NATO against the Kurds
The battle for A’zaz
As the siege tightens around the armed fundamentalist reactionaries in Syria, the Ankara regime that has generously sponsored them throughout five years of butchery is beginning to get nervous. The forceful eruption of the Kurdish guerrillas of the YPG against the Islamic State, the Russian intervention and the determined participation of Hizbullah militias is winning the battle against that motley alliance of opportunists and armed fundamentalists whose only goal is to overthrow Bashar Al- Assad and smash the Kurdish militias.
That is why the Turkish army has intensified the bombings against the Kurds, who operate in the northern area of the country, when at every moment they show every sign that they are seeking a direct intervention in the Syrian conflict, in order to extend the life of a military criminal adventure that has only succeeded in inflicting pain and death.
Here they finally drop their masks. NATO, represented by the Turkish State, for the last two days has been bombing the Kurdish militias of the YPG that had advanced to the north of Aleppo towards the cities of A’zaz and Tal Rifaat [1]. The bombings, which have killed at least 23 civilians [2], are concentrated around the military airbase of Menagh, conquered in 2013 by a coalition of “rebels”, including Al — Qaeda (Al- Nusra Front) and others that later would end up as the Islamic State. That is a key point to supply the “rebellion,” which serves the petro-theocracy and the interests of the USA and the EU. Ahmet Davutoğlu said that he has informed the vice-president of the USA Joe Biden about the bombings. Although Biden has not publicly approved Turkey’s military intervention, he has neither condemned it nor taken any action to restrain the Turkish State, which would never act without the absolute certainty that the U.S. would end up supporting them.
Let’s remember that NATO had said, in the midst of the crisis with Russia, that it would defend tooth and nail the “territorial integrity” of the Turkish state, an argument that the Ankara regime uses to justify its attack on the Kurds, saying that they are a threat to their monolithic concept of national unity. This can be only the beginning of a direct intervention on the ground for Erdoğan’s troops, something he already threatened last week. The facade of the supposed unity against the Islamic State is a joke: the Turkish State, and with them NATO, are gambling on destabilization of Syria and prolongation of the Syrian bloodbath, at the same time as they fight against the Kurdish liberation movement.
Betting on the anvil and hammer strategy, as they strike the Kurds in Syrian territory, and supply the armed reactionaries to wipe out the YPG militias, the Turkish State is also striking the Kurds in their own territory, looking to destroy their rebellious morale. For months they have imposed a state of siege in the Kurdish territory in the Turkish state, escalating repressive military operations, bombing. While the Western medias are scandalized by the Islamic State’s destruction of the cultural, historical and archaeological heritage in places like Palmyra (Syria) and denounce it up and down, they have remained silent about the Turkish State’s systematic destruction of the human heritage in the Kurdish region within Turkey’s borders: according to information from Diyarbakir municipality (10 /12/16), the District of Sur in Diyarbakir has been bombed and its historical walls, considered heritage from the UNESCO, have been severely destroyed. 70% of the buildings of the east section of the old city also have been affected, while 50.000 inhabitants from Sur had to move out of their homes due to state violence and terror.

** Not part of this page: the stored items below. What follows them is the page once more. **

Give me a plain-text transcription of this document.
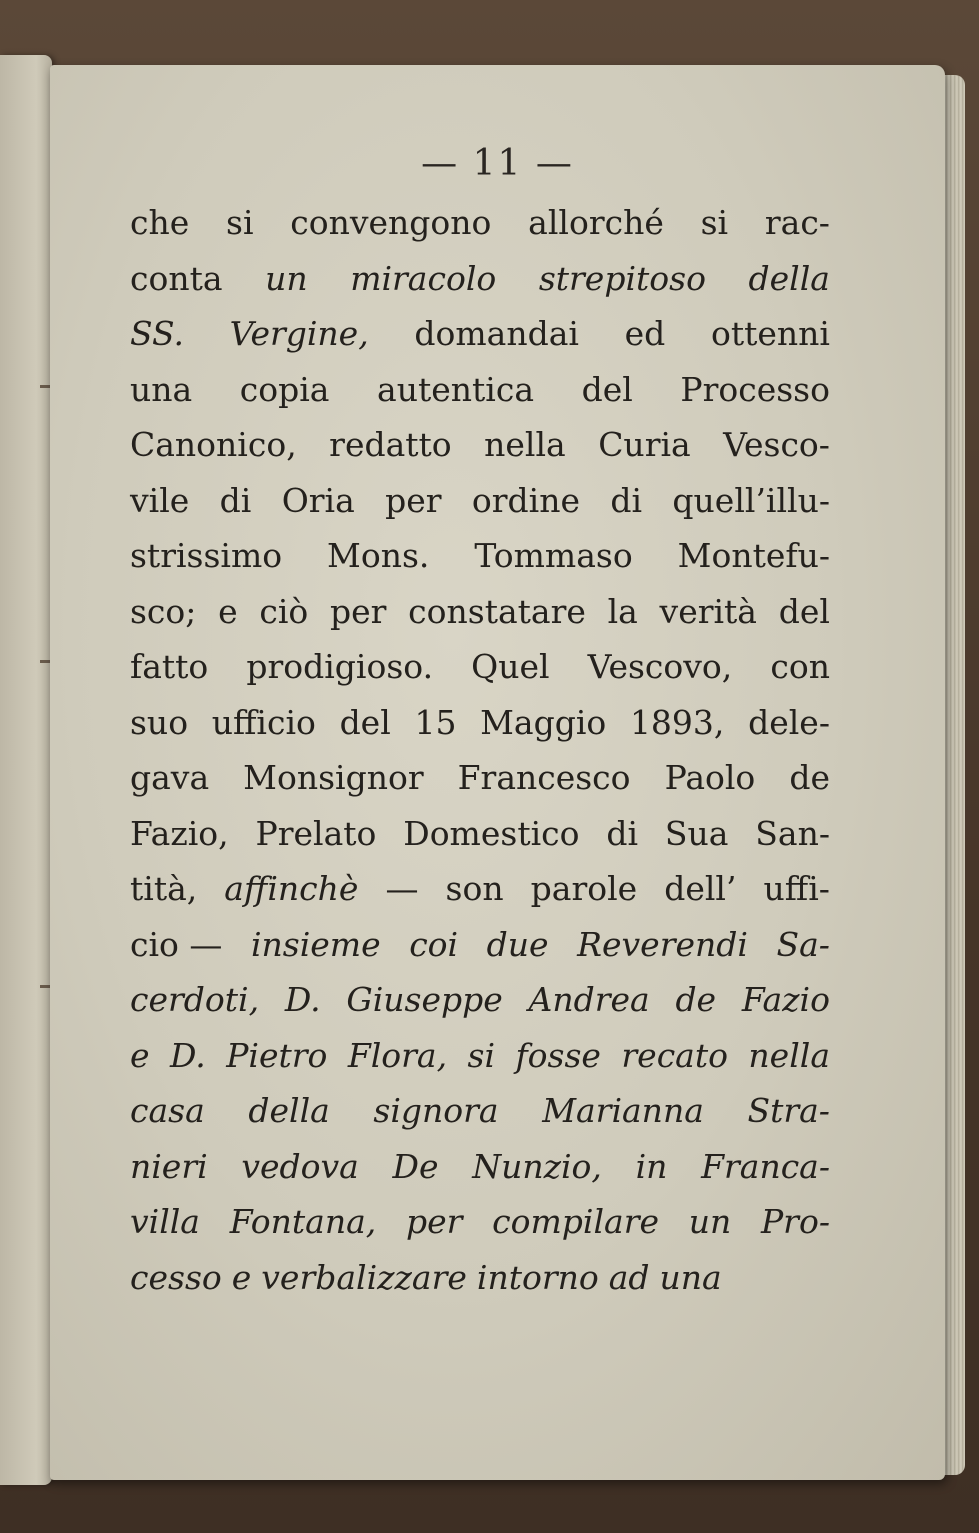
— 11 —

che si convengono allorché si rac-
conta un miracolo strepitoso della
SS. Vergine, domandai ed ottenni
una copia autentica del Processo
Canonico, redatto nella Curia Vesco-
vile di Oria per ordine di quell’illu-
strissimo Mons. Tommaso Montefu-
sco; e ciò per constatare la verità del
fatto prodigioso. Quel Vescovo, con
suo ufficio del 15 Maggio 1893, dele-
gava Monsignor Francesco Paolo de
Fazio, Prelato Domestico di Sua San-
tità, affinchè — son parole dell’ uffi-
cio — insieme coi due Reverendi Sa-
cerdoti, D. Giuseppe Andrea de Fazio
e D. Pietro Flora, si fosse recato nella
casa della signora Marianna Stra-
nieri vedova De Nunzio, in Franca-
villa Fontana, per compilare un Pro-
cesso e verbalizzare intorno ad una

The West believed, they could use the Kurds to fight against the fundamentalist factions they consider “uncontrollable,” but this failed. The Kurds are a mature political protagonist, with too much experience of fighting in the hills to be used as simple pawns by the Western powers. When the U.S. began to employ its strategy of restructuring the Middle East, expecting that puppet regimes would emerge in all areas, regimes similar to the Gulf theocracies that would willingly give their oil in exchange of nearly nothing, they didn’t take into account the Kurds nor their libertarian social projects and their radical democracy; nor did they count on the enormous popular forces that theses interventionist strategies unleashed. It is true that there has yet to flourish in the Middle East the kind of popular power that starting from Kurdistan then radiated out to the region, but it is also true that the U.S. has been incapable of imposing its rule and has ended up by eroding its hegemony in the region, and its cronies have exposed themselves naked: there has not been a moment in the last few decades that the sheiks have been more nervous than they are now. That’s where the violence of the Caliph of Ankara against the Kurds comes from.
The same way that the battle for Kobane was a key point to slow down the advance of the Islamic State, today, the battle for A‘zaz is also a key point to eradicate armed fundamentalism and to defend the expansion, consolidation, and the right to exist of an autonomous, free and confederated Kurdistan.